La chambre de commerce et de l’industrie d’Haïti a présenté aux représentants des principaux médias de la capitale, la nouvelle structure d’une chambre patronale véritablement nationale. Le 9 juillet dernier à l’hôtel Montana, les membres du Conseil d’administration de la CCIH composés de présidents des chambres régionales ont voulu offrir un exemple de décentralisation effective et de coopération régionale et nationale pour un élargissement du monde des affaires et un changement fondamental dans l’environnement économique du pays.

Il s’agit selon le Dr Réginald Boulos de réunir le monde des affaires dans une perspective d’intégration des entreprises du secteur informel et en finir ainsi dans ce domaine avec l’exclusion. Bref, en finir avec « le business as usual » en changeant les paradigmes dans un secteur important pour la création de richesses et le développement du pays. Les membres de la nouvelle chambre de commerce Nationale ont profité pour parler de la Chambre de commerce de l’Ouest, fille de la CCIH et qui se prépare à développer un ambitieux programme constitué de débats avec les secteurs vitaux de la vie nationale mais aussi d’initiatives visant à la facilitation de la création d’entreprises.
Toute chose qui nous intéresse ici au Matin, quant on songe à l’enclavement dont souffre le climat des affaires dans notre pays et de la nécessité de créer plus d’entreprises petites et moyennes pour combattre le chômage endémique et mettre ce pays au travail.
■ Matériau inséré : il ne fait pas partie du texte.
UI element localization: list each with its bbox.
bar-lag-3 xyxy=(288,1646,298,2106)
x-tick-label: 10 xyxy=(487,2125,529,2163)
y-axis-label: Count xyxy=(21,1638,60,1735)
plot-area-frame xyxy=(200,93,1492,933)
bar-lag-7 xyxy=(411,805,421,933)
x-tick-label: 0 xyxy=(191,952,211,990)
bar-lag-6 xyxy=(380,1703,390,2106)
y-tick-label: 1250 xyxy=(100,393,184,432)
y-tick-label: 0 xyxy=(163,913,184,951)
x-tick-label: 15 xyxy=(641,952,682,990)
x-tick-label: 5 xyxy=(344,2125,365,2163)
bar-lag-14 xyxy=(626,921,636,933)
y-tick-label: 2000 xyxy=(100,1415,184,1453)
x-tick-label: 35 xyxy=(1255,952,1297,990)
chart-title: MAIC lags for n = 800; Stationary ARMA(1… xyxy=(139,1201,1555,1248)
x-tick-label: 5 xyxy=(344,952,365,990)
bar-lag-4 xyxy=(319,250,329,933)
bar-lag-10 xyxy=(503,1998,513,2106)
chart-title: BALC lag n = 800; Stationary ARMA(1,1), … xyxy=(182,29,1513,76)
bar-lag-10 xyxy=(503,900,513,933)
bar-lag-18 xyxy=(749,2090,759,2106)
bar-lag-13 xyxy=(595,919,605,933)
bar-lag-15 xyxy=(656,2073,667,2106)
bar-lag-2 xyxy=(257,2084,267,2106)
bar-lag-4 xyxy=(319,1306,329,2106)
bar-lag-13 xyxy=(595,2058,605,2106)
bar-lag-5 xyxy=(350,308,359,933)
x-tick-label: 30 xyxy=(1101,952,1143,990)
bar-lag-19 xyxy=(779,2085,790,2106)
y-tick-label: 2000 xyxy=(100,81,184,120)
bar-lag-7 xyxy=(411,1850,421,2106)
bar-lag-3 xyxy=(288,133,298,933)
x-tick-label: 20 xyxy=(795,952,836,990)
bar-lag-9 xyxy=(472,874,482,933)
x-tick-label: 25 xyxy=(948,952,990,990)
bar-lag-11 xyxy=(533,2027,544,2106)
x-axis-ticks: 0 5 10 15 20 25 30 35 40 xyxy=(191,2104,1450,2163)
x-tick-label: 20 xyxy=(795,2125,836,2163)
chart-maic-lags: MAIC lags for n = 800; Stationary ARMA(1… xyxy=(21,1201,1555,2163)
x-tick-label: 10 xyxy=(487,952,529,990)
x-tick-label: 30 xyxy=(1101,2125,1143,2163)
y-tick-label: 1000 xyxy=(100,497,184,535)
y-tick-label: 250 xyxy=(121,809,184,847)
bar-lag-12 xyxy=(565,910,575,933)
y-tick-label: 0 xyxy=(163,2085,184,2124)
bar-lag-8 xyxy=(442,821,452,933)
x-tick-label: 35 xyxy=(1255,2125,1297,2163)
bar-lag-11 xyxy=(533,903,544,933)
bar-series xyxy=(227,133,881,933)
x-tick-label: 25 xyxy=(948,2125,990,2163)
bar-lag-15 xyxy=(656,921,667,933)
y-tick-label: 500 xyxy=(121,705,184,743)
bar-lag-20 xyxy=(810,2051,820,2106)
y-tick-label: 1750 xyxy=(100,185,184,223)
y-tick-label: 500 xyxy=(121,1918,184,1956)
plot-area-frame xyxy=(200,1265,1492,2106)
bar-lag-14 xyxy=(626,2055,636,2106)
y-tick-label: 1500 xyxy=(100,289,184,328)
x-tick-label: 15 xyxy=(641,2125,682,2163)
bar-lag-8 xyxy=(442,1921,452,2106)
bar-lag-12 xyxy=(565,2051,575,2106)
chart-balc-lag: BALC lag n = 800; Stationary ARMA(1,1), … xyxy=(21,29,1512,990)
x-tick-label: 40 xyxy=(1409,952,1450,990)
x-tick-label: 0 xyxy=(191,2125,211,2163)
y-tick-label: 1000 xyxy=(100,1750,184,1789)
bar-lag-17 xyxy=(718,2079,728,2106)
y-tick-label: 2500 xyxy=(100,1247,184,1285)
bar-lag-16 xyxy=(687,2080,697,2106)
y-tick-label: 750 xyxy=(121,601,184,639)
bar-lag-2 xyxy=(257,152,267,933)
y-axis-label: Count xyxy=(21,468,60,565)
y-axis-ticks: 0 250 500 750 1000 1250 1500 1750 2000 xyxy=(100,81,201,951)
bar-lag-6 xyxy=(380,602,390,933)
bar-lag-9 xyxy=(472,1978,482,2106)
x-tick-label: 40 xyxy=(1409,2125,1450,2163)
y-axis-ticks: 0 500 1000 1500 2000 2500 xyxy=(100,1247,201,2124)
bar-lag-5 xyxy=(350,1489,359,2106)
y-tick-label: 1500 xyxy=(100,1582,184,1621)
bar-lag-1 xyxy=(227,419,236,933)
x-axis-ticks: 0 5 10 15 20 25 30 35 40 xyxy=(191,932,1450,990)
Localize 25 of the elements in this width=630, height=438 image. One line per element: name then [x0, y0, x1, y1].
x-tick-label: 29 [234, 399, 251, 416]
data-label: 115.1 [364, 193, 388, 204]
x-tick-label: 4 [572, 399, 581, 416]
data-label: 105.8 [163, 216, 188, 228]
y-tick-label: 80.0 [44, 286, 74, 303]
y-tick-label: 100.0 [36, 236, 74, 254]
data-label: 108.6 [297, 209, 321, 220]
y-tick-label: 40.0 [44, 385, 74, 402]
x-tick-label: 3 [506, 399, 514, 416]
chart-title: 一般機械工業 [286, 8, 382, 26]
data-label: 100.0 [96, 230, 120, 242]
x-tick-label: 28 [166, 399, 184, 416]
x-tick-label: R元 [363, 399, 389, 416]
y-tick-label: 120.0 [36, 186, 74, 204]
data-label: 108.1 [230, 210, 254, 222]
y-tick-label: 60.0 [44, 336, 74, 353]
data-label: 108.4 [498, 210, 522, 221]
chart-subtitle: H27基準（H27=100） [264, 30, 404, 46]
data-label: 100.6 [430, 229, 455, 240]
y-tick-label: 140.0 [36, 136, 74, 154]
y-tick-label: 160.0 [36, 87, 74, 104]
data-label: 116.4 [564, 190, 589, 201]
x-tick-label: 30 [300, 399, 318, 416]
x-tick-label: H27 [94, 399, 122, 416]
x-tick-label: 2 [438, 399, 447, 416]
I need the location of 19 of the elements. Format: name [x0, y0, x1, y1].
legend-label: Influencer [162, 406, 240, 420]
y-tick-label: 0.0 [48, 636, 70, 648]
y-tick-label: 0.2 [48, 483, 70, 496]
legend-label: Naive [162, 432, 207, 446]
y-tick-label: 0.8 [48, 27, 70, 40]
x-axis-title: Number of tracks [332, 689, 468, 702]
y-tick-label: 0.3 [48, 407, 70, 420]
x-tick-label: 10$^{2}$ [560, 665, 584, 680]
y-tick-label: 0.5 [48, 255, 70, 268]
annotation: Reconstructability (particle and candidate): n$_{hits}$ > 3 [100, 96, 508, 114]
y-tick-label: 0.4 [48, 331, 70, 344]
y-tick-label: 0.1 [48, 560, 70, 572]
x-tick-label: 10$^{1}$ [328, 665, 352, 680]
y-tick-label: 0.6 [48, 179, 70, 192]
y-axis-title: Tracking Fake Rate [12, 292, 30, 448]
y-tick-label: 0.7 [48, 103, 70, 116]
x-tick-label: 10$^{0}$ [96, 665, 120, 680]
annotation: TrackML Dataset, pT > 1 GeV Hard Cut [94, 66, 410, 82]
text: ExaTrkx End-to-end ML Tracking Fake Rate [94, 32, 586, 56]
Il appert des discussions qui ont marqué la rencontre, que les femmes et hommes d’affaires haïtiens sont conscients de la nécessité de s’ouvrir à une saine concurrence locale et que ce secteur vital de l’économie veut renverser la vision fataliste du « nou lèd nou la ». La vertu des actuelles démarches est la mise en place de puissants leviers pour changer les réalités économiques en luttant contre les méfiances régionalistes et ou les tentatives hégémoniques d’une chambre unique et centrale.

L’accouchement s’est fait au forceps mais les couches sont parait-il heureuses et augure d’une vision renouvelée d’un monde des affaires plus dynamique, plus intégré, et décidé à s’impliquer ouvertement dans la construction de l’avenir d’Haïti.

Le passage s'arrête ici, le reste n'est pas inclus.